Mozilla accepted Hoare’s work in 2009 and officially announced the company in 2010. Over the past decade, Rust has flourished and gained popularity, gradually infiltrating the infrastructure that powers companies like AWS, Microsoft, and Google. But it has not yet brightened Mozilla’s future. In fact, Mozilla laid off a significant portion of its workforce in 2020, including many of the major contributors to Rust. These Rust contributors can easily find work elsewhere because Rust is so important to almost any company that relies on systems engineering work.

This brings us back to Mozilla’s problems. Despite the incredible contributions Mozilla has made in technology over the years, its future remains uncertain. The impact of Mozilla’s most impressive contribution may not be fully realized for years to come. The vast number of cloud services we rely on every day, directly or indirectly, are increasingly built using Rust.
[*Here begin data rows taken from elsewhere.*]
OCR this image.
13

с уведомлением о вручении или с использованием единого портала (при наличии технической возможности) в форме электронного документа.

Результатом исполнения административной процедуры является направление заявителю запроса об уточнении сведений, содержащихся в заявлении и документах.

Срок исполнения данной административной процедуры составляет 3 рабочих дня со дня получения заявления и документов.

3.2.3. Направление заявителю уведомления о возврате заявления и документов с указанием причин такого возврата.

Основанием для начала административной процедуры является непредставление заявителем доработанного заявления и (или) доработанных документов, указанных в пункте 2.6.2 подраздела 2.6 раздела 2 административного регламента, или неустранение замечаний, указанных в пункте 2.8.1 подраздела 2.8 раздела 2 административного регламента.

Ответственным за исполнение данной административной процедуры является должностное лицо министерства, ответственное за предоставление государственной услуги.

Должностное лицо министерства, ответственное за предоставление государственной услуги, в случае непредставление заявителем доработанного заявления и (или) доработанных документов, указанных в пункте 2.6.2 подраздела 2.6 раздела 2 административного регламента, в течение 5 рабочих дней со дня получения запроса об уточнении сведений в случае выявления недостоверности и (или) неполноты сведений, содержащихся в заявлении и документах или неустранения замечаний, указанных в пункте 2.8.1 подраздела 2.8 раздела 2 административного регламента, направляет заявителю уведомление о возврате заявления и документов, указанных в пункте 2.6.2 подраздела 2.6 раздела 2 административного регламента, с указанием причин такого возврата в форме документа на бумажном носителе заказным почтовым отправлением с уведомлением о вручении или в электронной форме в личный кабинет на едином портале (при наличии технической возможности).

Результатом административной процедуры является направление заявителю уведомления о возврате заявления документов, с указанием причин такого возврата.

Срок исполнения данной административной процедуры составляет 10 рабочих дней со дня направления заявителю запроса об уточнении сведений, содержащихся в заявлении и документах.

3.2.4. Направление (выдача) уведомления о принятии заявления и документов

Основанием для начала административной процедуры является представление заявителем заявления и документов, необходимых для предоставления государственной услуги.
Commenting on Rust’s growing popularity, RedMonk analyst James Governor highlighted Rust’s ability to fill various markets as the key to its success: “I first encountered it in the iot space — Rust for device programming. It’s clearly growing as a systems programming language, and the ecosystem around Rust and WASM/WASI and serverless computing from Fastly looks very interesting.”

This ability to enable developers to build “robust, fast, and correct” code, as Mozilla has shown, will make Rust more common in system development. Mozilla may not benefit directly from this innovation, but through the growth and contribution of Rust, Mozilla has given us something bigger and even more strategic than Firefox.